The second time I read this book, I slowed my pace intentionally. I read passages aloud. I marveled at the cadence of Herin’s poetic language in lines such as: “We’re the picnickers, the revelers, dancing on the bones of the dead.” And this: “When does an act of rebellion, he wondered, like one man alone against the tyranny of a tank, become an artistic act, a transcendent moment of truth?” I read certain lines more than once, paid close attention to the exquisite language of Herin’s metaphor: “…as if the dark angel released in him a fury of winged creatures that dug their teeth and talons into his soul.” And this: “Hope is a knife in the heart.”
I was aware as I read, in an awe-struck way, of the narrative threads Herin was braiding so beautifully and continuously throughout this novel. I mapped them in my mind and on paper: lives meticulously linked, stories stretching across centuries. As a reader, how I felt, without fail, in the hands of a trusted narrator. As a writer, how I studied closely both the specificity and the expansive scope of Herin’s storytelling.
A Stone for Bread is a novel I will keep close by. It is a book I will return to and one I will recommend to other writers and readers I know. In the now immortal words of Miriam Herin’s Henry Beam, “You have to…read it again, and again, until it breathes in you, flows through your bloodstream and beats in your heart.” And it will.

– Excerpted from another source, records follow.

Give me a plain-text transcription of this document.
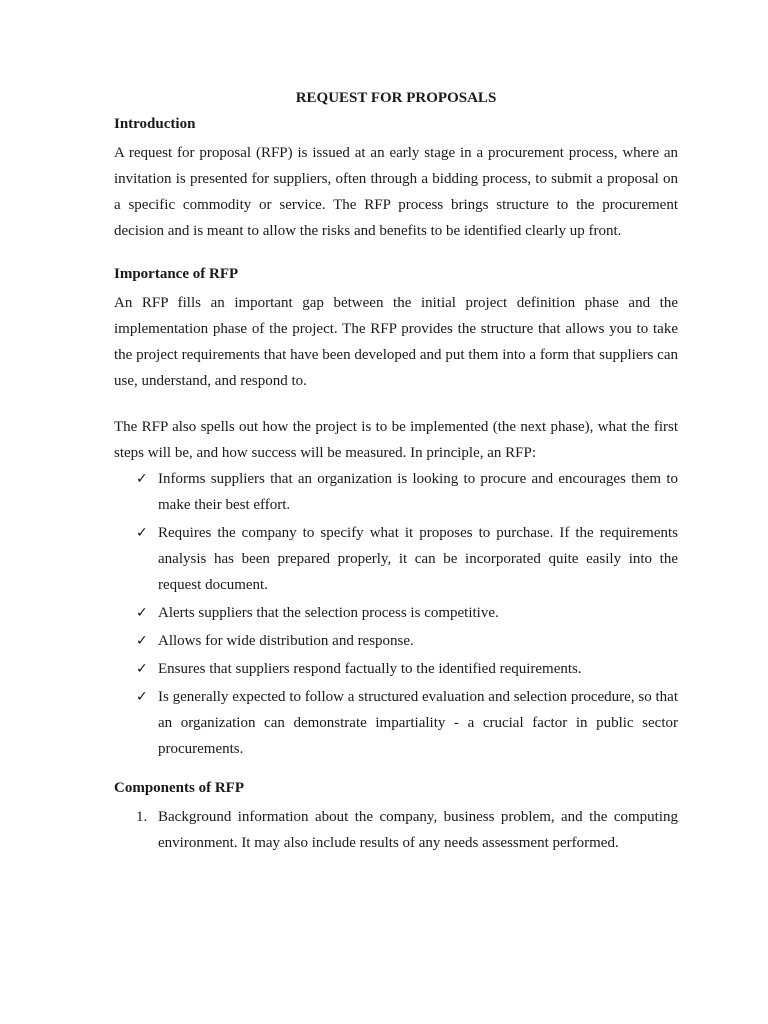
REQUEST FOR PROPOSALS
Introduction

A request for proposal (RFP) is issued at an early stage in a procurement process, where an invitation is presented for suppliers, often through a bidding process, to submit a proposal on a specific commodity or service. The RFP process brings structure to the procurement decision and is meant to allow the risks and benefits to be identified clearly up front.

Importance of RFP

An RFP fills an important gap between the initial project definition phase and the implementation phase of the project. The RFP provides the structure that allows you to take the project requirements that have been developed and put them into a form that suppliers can use, understand, and respond to.

The RFP also spells out how the project is to be implemented (the next phase), what the first steps will be, and how success will be measured. In principle, an RFP:

✓ Informs suppliers that an organization is looking to procure and encourages them to make their best effort.
✓ Requires the company to specify what it proposes to purchase. If the requirements analysis has been prepared properly, it can be incorporated quite easily into the request document.
✓ Alerts suppliers that the selection process is competitive.
✓ Allows for wide distribution and response.
✓ Ensures that suppliers respond factually to the identified requirements.
✓ Is generally expected to follow a structured evaluation and selection procedure, so that an organization can demonstrate impartiality - a crucial factor in public sector procurements.
Components of RFP
1. Background information about the company, business problem, and the computing environment. It may also include results of any needs assessment performed.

Kristina Moriconi is a poet and essayist. She is the author of the chapbook, No Such Place (Finishing Line Press, 2013). Her work has appeared most recently in Cobalt Review, Mobius: The Journal of Social Change, Crab Creek Review, and is forthcoming in december. In 2014, she was named the Montgomery County, Pennsylvania, Poet Laureate. She lives and teaches now in suburban Philadelphia where she co-founded and now helps to sustain the nonprofit, Men Anpil(Many Hands), working to help educate Haitian students who will ultimately become medical professionals in their country.